The clams are not all the same: there are those smaller, usually tastier but less scenic, and those true, with the darker shell and the mollusk with two blackish antennae. The former are easier to find and usually cost a few euros less, the latter are generally more expensive. The choice depends on your taste: more tasty or more spectacular dish? To you the arduous sentence. Always remember that the clams must be lives and sold in nets with labels that specify the origin of the molluscs and the date of packaging.

Tomato yes, tomato no

The purists of the stew will turn up their noses in the presence of tomato on the plate, but as usual, the versions of a recipe are always very many and it is not certain that a small variation must irreparably change the meaning of a dish. So: if you like it, add it as well, otherwise leave it alone and limit yourself to oil, clams, white wine, garlic and parsley. The result will be amazing.

Clam cleaning

Clam cleaning is not a negligible aspect: you must have time (minimum 2 hours) e patience. The clams are found on the seabed and are often full of sand. They need to bleed before being cooked, to avoid the unpleasant effect of feeling the grains under your teeth when you eat them. Then take them, rinse them and leave them to rest in a large bowl full of water and salt for at least two hours (remembering to change the water at least twice). A small handful of salt will not suffice: to make sure that they are purged, the clams must recover their natural element, sea water. So you abound considering putting 35 g of salt per liter of water. Once the two hours have passed, rinse them under running water and check with your hands that no sand is left.
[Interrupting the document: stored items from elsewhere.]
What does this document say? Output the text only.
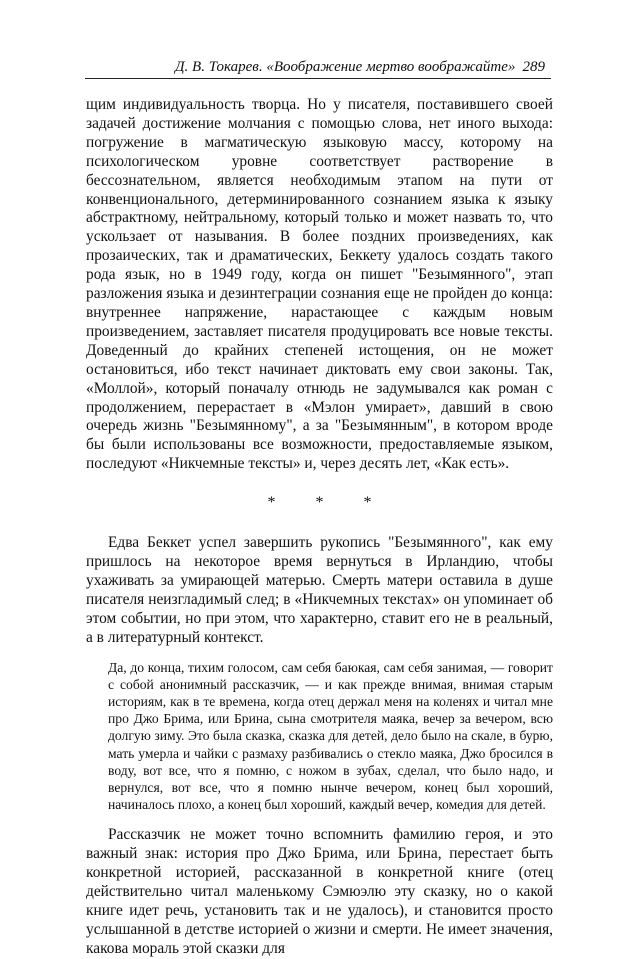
Д. В. Токарев. «Воображение мертво воображайте» 289

щим индивидуальность творца. Но у писателя, поставившего своей задачей достижение молчания с помощью слова, нет иного выхода: погружение в магматическую языковую массу, которому на психологическом уровне соответствует растворение в бессознательном, является необходимым этапом на пути от конвенционального, детерминированного сознанием языка к языку абстрактному, нейтральному, который только и может назвать то, что ускользает от называния. В более поздних произведениях, как прозаических, так и драматических, Беккету удалось создать такого рода язык, но в 1949 году, когда он пишет "Безымянного", этап разложения языка и дезинтеграции сознания еще не пройден до конца: внутреннее напряжение, нарастающее с каждым новым произведением, заставляет писателя продуцировать все новые тексты. Доведенный до крайних степеней истощения, он не может остановиться, ибо текст начинает диктовать ему свои законы. Так, «Моллой», который поначалу отнюдь не задумывался как роман с продолжением, перерастает в «Мэлон умирает», давший в свою очередь жизнь "Безымянному", а за "Безымянным", в котором вроде бы были использованы все возможности, предоставляемые языком, последуют «Никчемные тексты» и, через десять лет, «Как есть».

* * *

Едва Беккет успел завершить рукопись "Безымянного", как ему пришлось на некоторое время вернуться в Ирландию, чтобы ухаживать за умирающей матерью. Смерть матери оставила в душе писателя неизгладимый след; в «Никчемных текстах» он упоминает об этом событии, но при этом, что характерно, ставит его не в реальный, а в литературный контекст.

Да, до конца, тихим голосом, сам себя баюкая, сам себя занимая, — говорит с собой анонимный рассказчик, — и как прежде внимая, внимая старым историям, как в те времена, когда отец держал меня на коленях и читал мне про Джо Брима, или Брина, сына смотрителя маяка, вечер за вечером, всю долгую зиму. Это была сказка, сказка для детей, дело было на скале, в бурю, мать умерла и чайки с размаху разбивались о стекло маяка, Джо бросился в воду, вот все, что я помню, с ножом в зубах, сделал, что было надо, и вернулся, вот все, что я помню нынче вечером, конец был хороший, начиналось плохо, а конец был хороший, каждый вечер, комедия для детей.

Рассказчик не может точно вспомнить фамилию героя, и это важный знак: история про Джо Брима, или Брина, перестает быть конкретной историей, рассказанной в конкретной книге (отец действительно читал маленькому Сэмюэлю эту сказку, но о какой книге идет речь, установить так и не удалось), и становится просто услышанной в детстве историей о жизни и смерти. Не имеет значения, какова мораль этой сказки для
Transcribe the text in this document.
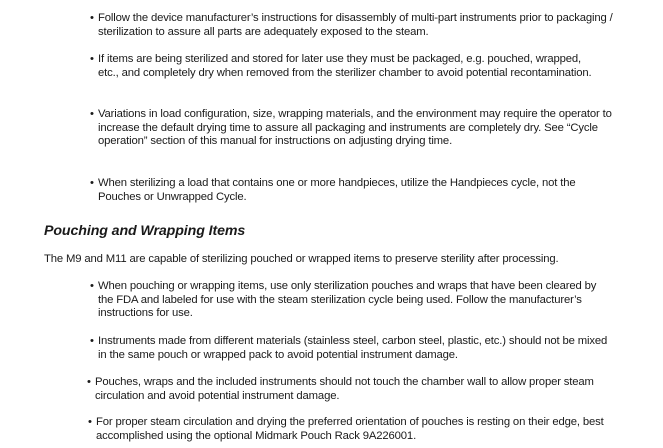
• Follow the device manufacturer’s instructions for disassembly of multi-part instruments prior to packaging / sterilization to assure all parts are adequately exposed to the steam.

• If items are being sterilized and stored for later use they must be packaged, e.g. pouched, wrapped, etc., and completely dry when removed from the sterilizer chamber to avoid potential recontamination.

• Variations in load configuration, size, wrapping materials, and the environment may require the operator to increase the default drying time to assure all packaging and instruments are completely dry. See “Cycle operation” section of this manual for instructions on adjusting drying time.

• When sterilizing a load that contains one or more handpieces, utilize the Handpieces cycle, not the Pouches or Unwrapped Cycle.

Pouching and Wrapping Items

The M9 and M11 are capable of sterilizing pouched or wrapped items to preserve sterility after processing.

• When pouching or wrapping items, use only sterilization pouches and wraps that have been cleared by the FDA and labeled for use with the steam sterilization cycle being used. Follow the manufacturer’s instructions for use.

• Instruments made from different materials (stainless steel, carbon steel, plastic, etc.) should not be mixed in the same pouch or wrapped pack to avoid potential instrument damage.

• Pouches, wraps and the included instruments should not touch the chamber wall to allow proper steam circulation and avoid potential instrument damage.

• For proper steam circulation and drying the preferred orientation of pouches is resting on their edge, best accomplished using the optional Midmark Pouch Rack 9A226001.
The recipe for sautéed clams

Take a kilo of clams, let them purge, rinse them and place them in a large pan over the fire to open. Close with a lid and cook for a few minutes. When you see that they have opened, turn off the heat and remove them from the pan, keeping the cooking liquid which you will then filter. In another pan, sauté two cloves of garlic. When they are golden, add fresh tomato fillets (if you like) or directly the clams. Add half a glass of white wine, and when it has evaporated, filter it. Cook for a few minutes and then, with the heat off, add chopped parsley and a handful of black pepper. Serve the clam sauté on croutons of toasted bread.